WEDNESDAY, 19 AUGUST 2009
JAKARTA — Senior Asian officials met in Indonesia on Thursday to discuss issuing an unprecedented call for amnesty for Myanmar democracy icon Aung San Suu Kyi, Indonesia’s foreign ministry said.
The officials from the 10-member Association of Southeast Asian Nations (ASEAN), which includes Myanmar, were considering a “joint appeal” for Suu Kyi’s release from house arrest, ministry spokesman Teuku Faizasyah said.
The appeal could be in the form of a letter to the Myanmar junta, which recently extended the Nobel Peace laureate’s confinement for 18 months after a trial widely seen as a sham.
“From what I remember, this would be the first such joint appeal for amnesty,” Faizasyah told AFP.
“We don’t know what form it will take.
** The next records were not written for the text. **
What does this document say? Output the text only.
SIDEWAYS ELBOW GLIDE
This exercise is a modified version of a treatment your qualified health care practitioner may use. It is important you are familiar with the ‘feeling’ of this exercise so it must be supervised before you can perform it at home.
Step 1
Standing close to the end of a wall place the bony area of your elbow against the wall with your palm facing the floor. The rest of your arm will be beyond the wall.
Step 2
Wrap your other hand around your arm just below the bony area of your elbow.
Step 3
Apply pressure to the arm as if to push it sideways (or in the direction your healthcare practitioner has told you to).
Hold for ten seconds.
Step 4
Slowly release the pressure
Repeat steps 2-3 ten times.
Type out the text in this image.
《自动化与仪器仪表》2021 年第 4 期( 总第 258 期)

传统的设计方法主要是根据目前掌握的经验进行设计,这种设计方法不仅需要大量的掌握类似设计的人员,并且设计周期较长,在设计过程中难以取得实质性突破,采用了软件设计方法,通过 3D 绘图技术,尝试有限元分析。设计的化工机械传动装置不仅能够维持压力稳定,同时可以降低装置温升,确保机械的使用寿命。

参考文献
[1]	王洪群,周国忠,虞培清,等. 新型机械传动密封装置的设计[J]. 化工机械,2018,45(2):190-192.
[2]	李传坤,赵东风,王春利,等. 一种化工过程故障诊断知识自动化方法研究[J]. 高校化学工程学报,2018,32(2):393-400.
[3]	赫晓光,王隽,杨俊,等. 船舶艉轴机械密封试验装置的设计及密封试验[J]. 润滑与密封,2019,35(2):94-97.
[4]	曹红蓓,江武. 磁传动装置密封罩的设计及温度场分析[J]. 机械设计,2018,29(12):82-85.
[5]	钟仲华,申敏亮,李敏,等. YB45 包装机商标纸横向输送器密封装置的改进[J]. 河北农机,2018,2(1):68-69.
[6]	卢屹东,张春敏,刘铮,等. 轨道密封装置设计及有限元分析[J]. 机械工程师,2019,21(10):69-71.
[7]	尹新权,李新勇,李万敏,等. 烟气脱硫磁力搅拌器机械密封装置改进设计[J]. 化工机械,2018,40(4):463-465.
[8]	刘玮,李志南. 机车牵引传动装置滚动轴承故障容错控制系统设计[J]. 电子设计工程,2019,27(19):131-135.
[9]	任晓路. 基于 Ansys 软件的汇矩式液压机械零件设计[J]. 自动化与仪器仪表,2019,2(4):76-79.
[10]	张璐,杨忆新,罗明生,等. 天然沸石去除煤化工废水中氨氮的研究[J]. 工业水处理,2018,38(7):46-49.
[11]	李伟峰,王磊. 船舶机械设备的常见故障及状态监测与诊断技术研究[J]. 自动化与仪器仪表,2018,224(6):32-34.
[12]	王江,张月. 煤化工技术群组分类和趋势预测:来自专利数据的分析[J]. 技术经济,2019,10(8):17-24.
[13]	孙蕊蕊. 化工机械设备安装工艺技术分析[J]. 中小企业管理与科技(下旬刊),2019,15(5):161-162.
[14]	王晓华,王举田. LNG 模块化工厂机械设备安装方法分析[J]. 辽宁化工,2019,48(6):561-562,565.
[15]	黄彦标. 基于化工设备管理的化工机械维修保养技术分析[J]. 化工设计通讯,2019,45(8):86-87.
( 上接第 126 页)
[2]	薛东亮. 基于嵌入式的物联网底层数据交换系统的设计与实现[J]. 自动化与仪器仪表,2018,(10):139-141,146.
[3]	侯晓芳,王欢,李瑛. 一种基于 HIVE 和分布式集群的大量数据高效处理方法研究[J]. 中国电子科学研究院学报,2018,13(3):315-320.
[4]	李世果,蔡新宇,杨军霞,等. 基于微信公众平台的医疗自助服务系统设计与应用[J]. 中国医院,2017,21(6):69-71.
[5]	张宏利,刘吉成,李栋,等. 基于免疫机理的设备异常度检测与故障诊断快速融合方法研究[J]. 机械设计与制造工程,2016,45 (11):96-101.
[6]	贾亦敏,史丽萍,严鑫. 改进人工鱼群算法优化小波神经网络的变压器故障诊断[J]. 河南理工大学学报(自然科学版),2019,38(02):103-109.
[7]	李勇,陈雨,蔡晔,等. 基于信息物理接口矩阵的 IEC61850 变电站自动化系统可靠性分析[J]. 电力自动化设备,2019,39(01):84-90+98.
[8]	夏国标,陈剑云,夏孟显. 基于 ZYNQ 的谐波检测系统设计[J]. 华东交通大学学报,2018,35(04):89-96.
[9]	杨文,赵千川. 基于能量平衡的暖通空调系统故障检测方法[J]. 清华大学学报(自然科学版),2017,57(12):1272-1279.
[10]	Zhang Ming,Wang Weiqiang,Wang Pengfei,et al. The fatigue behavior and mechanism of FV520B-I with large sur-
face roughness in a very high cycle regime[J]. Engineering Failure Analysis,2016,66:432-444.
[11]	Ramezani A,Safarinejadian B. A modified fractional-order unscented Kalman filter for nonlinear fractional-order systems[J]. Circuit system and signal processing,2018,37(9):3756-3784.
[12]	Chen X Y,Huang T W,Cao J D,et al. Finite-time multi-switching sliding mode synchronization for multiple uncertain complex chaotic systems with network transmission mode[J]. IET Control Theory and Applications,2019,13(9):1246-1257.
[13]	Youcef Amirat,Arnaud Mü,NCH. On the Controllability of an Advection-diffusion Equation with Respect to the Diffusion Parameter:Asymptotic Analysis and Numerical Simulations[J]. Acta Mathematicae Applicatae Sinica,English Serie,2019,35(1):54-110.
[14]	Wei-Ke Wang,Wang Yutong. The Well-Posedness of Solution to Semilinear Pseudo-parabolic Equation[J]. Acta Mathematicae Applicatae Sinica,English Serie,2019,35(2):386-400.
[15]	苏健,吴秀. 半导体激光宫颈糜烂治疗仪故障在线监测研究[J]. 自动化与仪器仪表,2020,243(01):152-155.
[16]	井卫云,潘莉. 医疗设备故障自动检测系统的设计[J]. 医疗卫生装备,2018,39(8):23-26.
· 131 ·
It could be in the form of letter to Myanmar, but they will have to discuss this.”
Any such appeal would signal a toughening of the bloc’s attitude toward the junta and would be a significant departure from ASEAN’s much-criticised principle of non-interference in members’ internal affairs, analysts said.
“To my knowledge, this is a first for ASEAN. The effort is unusual and a step forward,” Singapore Institute of International Affairs chairman Simon Tay said.
“They will not expel Myanmar or sanction it — not yet — but they will not sit impassively if the regime continues to act in this manner… If followed up, and the regime does respond, it can signal a diplomatic opening.”
Thailand said last Friday it was pushing for a consensus among member states to ask Myanmar’s military rulers to pardon Suu Kyi. Faizasyah said the initiative also had the full support of the Indonesian government.
Suu Kyi led her National League for Democracy to a landslide victory in elections in 1990, but the junta has refused to recognise the result and has kept her locked away in her lakeside home for 14 of the subsequent years.
As well as Myanmar, ASEAN also groups Brunei, Cambodia, Indonesia, Laos, Malaysia, the Philippines, Singapore, Thailand and Vietnam.